A mediados de los años ochenta ser de izquierda significaba estar contra el poder y buscar nuevas formas de expresión.
Por entonces, Hoy era un matutino innovador, con periodistas jóvenes que enfrentaban diariamente a un Gobierno autoritario, intolerante, que atropellaba los derechos de la gente e intentaba silenciar a los medios insumisos de diversas maneras, empezando por suprimir la publicidad oficial, chantajear a los auspiciantes privados y dificultar el suministro de papel.
En esa promoción de editorialistas y cronistas se incluía un exjesuita no tan joven que digamos, que recurría a la sólida cultura adquirida en los claustros y a un sentido de la ironía asimilado Dios sabe dónde.
Aunque no era ese Dios abstracto de las altas esferas políticas y vaticanas, sino el cristianismo de base, con minúsculas, de la iglesia de los pobres, el que sustentaba sus artículos. Me refiero, claro está, a Simón Espinosa, cuya antología ‘Vine, vi, linché’ aterrizó la semana pasada en mi velador y ha competido dignamente con la avalancha mundialista.
A diferencia de los estrategas que buscan ganar de cualquier manera, Simón, amante de la estética, intentó siempre conmover, debatir y rescatar a personajes como Hernán Malo, exrector de la Católica, y Leonidas Proaño, el obispo de los indios. Además, en estos tiempos confusos cuando varios de sus excolegas se han cambiado a la vereda opuesta, él siguió fiel a una línea democrática e independiente.
Lo que añade un dejo de melancolía a la relectura de sus textos es que fueron apareciendo a lo largo de tres décadas en un diario hostigado que acaba de suspender su circulación escrita.

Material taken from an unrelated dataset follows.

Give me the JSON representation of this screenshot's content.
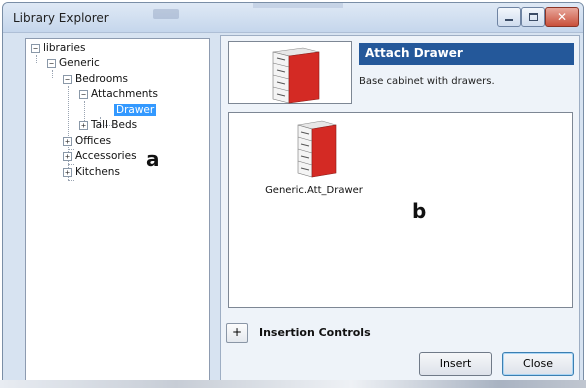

Por pura coincidencia me llegaron también dos libros de Eskeletra que juntan los estupendos artículos de otro viejo conocido, Huilo Ruales, quien colaboraba en una revista que editábamos con Pancho Huerta en la misma época de Febres Cordero y que falleció de desnutrición porque los auspiciantes, asustados o presionados, retiraron la publicidad.
Pero Huilo no tocaba la política; sus crónicas alimentaban más bien a ese periodismo literario que aleteaba en medios como el mentado Hoy y la revista Diners, y que pegó tan bien que una generación después es difícil encontrar a un cronista joven que no hable en primera persona y no tenga pujos literarios.

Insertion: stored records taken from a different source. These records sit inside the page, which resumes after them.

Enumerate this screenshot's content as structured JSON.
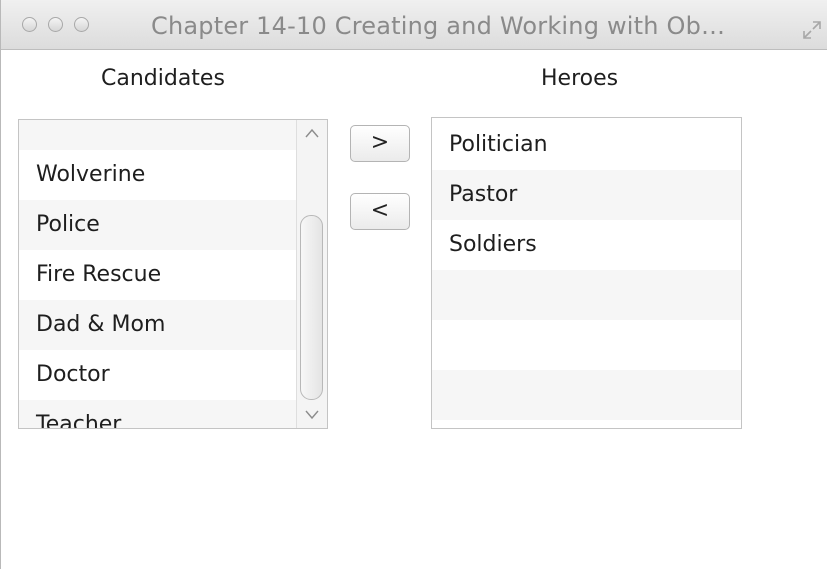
{
  "window": {
    "title": "Chapter 14-10 Creating and Working with Ob…"
  },
  "candidates": {
    "label": "Candidates",
    "items": [
      "Wolverine",
      "Police",
      "Fire Rescue",
      "Dad & Mom",
      "Doctor",
      "Teacher"
    ]
  },
  "heroes": {
    "label": "Heroes",
    "items": [
      "Politician",
      "Pastor",
      "Soldiers"
    ]
  },
  "buttons": {
    "add_label": ">",
    "remove_label": "<"
  },
  "icons": {
    "close": "close-button-icon",
    "minimize": "minimize-button-icon",
    "zoom": "zoom-button-icon",
    "fullscreen": "fullscreen-arrows-icon",
    "scroll_up": "chevron-up-icon",
    "scroll_down": "chevron-down-icon"
  }
}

Huilo siempre fue más allá. Lo suyo no era una técnica ni una pose sino una forma de vida. De una vida dividida entre Francia y Ecuador. Sus memorables retratos de Roberto Bolaños, Delfín Quishpe, del Charlesatlas ibarreño y la Liz Taylor exhiben un agudo olfato, una mirada pícara y esa envidiable riqueza verbal que absorbió en las calles de su Ibarra natal y enriqueció con muchas lecturas sedientas.
Sus alocadas novelas son cuento aparte; aquí hablamos tan solo de los artículos que apuntan a lo real. Y que solo flaquean cuando él también quiere hacer allí ‘literatura’. Para qué, si el Huilo es la literatura con patas.